Version 28 of Tcl and octal numbers

Updated 2008-07-04 13:49:15 by lars_h

Purpose: discuss the common pitfall of Tcl and octal numbers


Since Tcl does many things in an obvious manner, non-unix/c people are frequently surprised when they try this kind of code:

 # somehow get today's date and time into MMM DDD YYY HH MM SS variables

 set newtime [expr $HH + 1]

and get an error at 8am. The problem - Tcl tries to do

  expr 08 + 1

and complains. 08, you see, isn't really the string of the decimal number that comes after 7. Instead, it is an error. Tcl sees the leading 0 and treats the digits after it as representing a base 8 number. But there are no 8s (or 9s) in a base 8 number. So it generates an error.


The fix is to use:

    scan $HH %d HH

which strips hazardous leading zeros. This is also safer than [string trimleft $HH 0] which can fail if $HH ever ends up containing "00" for example. Or if $HH is negative (not likely in a clock context, but the argument still applies).

DKF

Lars H, 2008-07-04: One problem with the above that turned up when doing arithmetic on currency is that %d doesn't handle arbitrarily large integers (even though Tcl can) — it's restricted to the range of numbers int() can output. In order to handle integers with an arbitrary number of digits, it is necessary to do

    scan $HH %lld HH

Obviously this is not an issue with a number of hours in a day, but it can be an issue for other numbers.
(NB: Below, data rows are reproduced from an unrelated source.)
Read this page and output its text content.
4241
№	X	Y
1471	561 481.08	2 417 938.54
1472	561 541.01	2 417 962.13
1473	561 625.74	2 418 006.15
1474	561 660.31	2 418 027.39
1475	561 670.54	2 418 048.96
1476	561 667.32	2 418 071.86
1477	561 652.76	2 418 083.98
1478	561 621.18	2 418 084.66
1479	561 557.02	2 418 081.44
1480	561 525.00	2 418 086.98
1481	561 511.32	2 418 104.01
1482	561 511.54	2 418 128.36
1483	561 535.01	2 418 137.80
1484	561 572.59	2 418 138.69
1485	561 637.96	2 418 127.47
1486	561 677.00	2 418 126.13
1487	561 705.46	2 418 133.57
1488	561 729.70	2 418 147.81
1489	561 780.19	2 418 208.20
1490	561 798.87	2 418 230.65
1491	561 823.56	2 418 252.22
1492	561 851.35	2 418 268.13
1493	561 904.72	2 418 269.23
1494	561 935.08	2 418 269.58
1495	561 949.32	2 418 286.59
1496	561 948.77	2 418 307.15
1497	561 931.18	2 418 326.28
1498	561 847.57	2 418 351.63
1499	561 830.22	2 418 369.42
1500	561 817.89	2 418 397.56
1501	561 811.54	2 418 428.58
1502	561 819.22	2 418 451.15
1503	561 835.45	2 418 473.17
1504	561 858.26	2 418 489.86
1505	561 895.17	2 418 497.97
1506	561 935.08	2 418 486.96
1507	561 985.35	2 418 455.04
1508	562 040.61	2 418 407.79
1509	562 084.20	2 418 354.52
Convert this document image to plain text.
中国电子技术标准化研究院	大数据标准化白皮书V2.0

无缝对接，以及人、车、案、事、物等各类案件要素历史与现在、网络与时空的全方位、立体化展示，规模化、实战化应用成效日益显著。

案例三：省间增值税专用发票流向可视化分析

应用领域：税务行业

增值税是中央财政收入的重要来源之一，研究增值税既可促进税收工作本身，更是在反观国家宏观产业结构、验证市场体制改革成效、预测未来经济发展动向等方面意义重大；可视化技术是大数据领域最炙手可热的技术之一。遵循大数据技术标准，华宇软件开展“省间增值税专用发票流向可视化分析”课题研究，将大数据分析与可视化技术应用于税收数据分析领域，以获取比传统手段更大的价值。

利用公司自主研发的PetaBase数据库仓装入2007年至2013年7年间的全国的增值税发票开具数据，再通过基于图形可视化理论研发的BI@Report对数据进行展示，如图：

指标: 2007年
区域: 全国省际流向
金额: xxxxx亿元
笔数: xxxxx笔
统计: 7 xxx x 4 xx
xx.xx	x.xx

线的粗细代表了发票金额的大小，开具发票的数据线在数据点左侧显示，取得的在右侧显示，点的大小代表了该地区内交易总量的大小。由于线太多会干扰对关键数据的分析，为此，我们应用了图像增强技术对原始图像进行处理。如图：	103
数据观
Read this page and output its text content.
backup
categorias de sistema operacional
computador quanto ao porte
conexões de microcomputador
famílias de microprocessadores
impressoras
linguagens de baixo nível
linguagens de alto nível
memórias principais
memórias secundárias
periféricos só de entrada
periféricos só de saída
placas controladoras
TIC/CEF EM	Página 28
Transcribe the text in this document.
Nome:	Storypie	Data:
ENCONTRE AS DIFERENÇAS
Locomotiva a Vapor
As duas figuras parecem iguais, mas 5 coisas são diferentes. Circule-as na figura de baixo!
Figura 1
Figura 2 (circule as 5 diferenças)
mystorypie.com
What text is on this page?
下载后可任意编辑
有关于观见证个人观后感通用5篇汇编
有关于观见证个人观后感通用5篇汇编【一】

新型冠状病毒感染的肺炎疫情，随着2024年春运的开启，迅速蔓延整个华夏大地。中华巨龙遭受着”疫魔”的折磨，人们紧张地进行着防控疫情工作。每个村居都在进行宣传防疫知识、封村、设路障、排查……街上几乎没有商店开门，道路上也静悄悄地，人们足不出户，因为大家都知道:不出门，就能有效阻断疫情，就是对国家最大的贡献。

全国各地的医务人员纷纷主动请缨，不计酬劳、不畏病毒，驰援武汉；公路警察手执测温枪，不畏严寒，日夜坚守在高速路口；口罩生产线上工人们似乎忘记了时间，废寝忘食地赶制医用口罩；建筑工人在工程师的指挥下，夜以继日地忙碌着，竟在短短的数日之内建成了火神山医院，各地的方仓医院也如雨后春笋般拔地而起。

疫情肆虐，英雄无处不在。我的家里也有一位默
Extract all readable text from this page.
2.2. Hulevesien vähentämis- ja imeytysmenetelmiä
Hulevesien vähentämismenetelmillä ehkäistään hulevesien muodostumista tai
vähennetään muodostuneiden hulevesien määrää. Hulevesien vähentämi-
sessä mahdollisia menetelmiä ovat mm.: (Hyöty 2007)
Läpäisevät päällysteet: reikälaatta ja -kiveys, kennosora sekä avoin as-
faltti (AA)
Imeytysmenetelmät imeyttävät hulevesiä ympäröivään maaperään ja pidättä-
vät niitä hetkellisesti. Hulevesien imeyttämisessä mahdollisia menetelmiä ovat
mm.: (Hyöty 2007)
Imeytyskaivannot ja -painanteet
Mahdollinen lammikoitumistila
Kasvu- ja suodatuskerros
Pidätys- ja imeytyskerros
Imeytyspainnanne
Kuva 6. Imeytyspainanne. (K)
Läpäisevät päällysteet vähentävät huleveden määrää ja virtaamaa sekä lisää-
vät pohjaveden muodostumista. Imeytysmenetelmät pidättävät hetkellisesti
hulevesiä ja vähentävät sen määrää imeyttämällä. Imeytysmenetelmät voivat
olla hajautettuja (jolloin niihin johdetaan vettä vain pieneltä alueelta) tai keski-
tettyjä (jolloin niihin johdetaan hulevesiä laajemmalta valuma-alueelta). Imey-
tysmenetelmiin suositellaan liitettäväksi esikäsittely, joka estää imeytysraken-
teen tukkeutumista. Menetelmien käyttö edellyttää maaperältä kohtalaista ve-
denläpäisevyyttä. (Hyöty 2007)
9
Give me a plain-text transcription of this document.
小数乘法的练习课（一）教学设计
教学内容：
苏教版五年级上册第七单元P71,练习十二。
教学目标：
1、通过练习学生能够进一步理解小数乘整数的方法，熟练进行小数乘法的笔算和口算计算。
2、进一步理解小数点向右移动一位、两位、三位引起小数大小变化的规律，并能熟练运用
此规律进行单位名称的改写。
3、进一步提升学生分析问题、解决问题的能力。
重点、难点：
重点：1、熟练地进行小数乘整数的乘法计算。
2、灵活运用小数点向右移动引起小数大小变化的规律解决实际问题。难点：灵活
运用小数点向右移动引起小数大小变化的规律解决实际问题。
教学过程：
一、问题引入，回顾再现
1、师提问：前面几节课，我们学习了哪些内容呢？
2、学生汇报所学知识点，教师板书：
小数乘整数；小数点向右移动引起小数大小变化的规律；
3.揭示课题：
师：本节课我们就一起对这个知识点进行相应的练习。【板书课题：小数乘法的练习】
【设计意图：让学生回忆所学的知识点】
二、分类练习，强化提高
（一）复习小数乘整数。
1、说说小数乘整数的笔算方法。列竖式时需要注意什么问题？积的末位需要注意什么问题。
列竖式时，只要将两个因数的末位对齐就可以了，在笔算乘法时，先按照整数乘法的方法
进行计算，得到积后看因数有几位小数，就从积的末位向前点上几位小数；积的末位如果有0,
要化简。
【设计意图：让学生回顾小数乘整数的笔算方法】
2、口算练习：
glennj: one potential pitfall of [scan] is that it might mask potential errors:

        set n 09blah42
        incr n

fails as expected with the error message:

        expected integer but got "09blah42"
        while evaluating {incr n}

However:

        set n 09blah42
        scan $n %d n
        incr n ;# ==> n is now 10

Application writers might actually want to trap an invalid entry like that.

[2003-03-12] I see Kevin Kenny contributed the following to c.l.t

     proc forceInteger { x } {
        set count [scan $x %d%s n rest]
        if { $count <= 0 || ( $count == 2 && ![string is space $rest] ) } {
            return -code error "not an integer: \"$x\""
        }
        return $n
     }
     % forceInteger x
     not an integer: "x"
     % forceInteger 123
     123
     % forceInteger 08
     8

This also covers my preceding concern:

     % forceInteger 09blah42
     not an integer: "09blah42"

Better than an explicit test of

    [string is space $rest]

is to just skip (optional) spaces in the scan pattern:

     proc forceInteger { x } {
        set count [scan $x {%d %c} n c]
        if { $count != 1 } {
            return -code error "not an integer: \"$x\""
        }
        return $n
     }

Donald Arseneau


[Refer to http://phaseit.net/claird/comp.lang.tcl/fmm.html#zero ]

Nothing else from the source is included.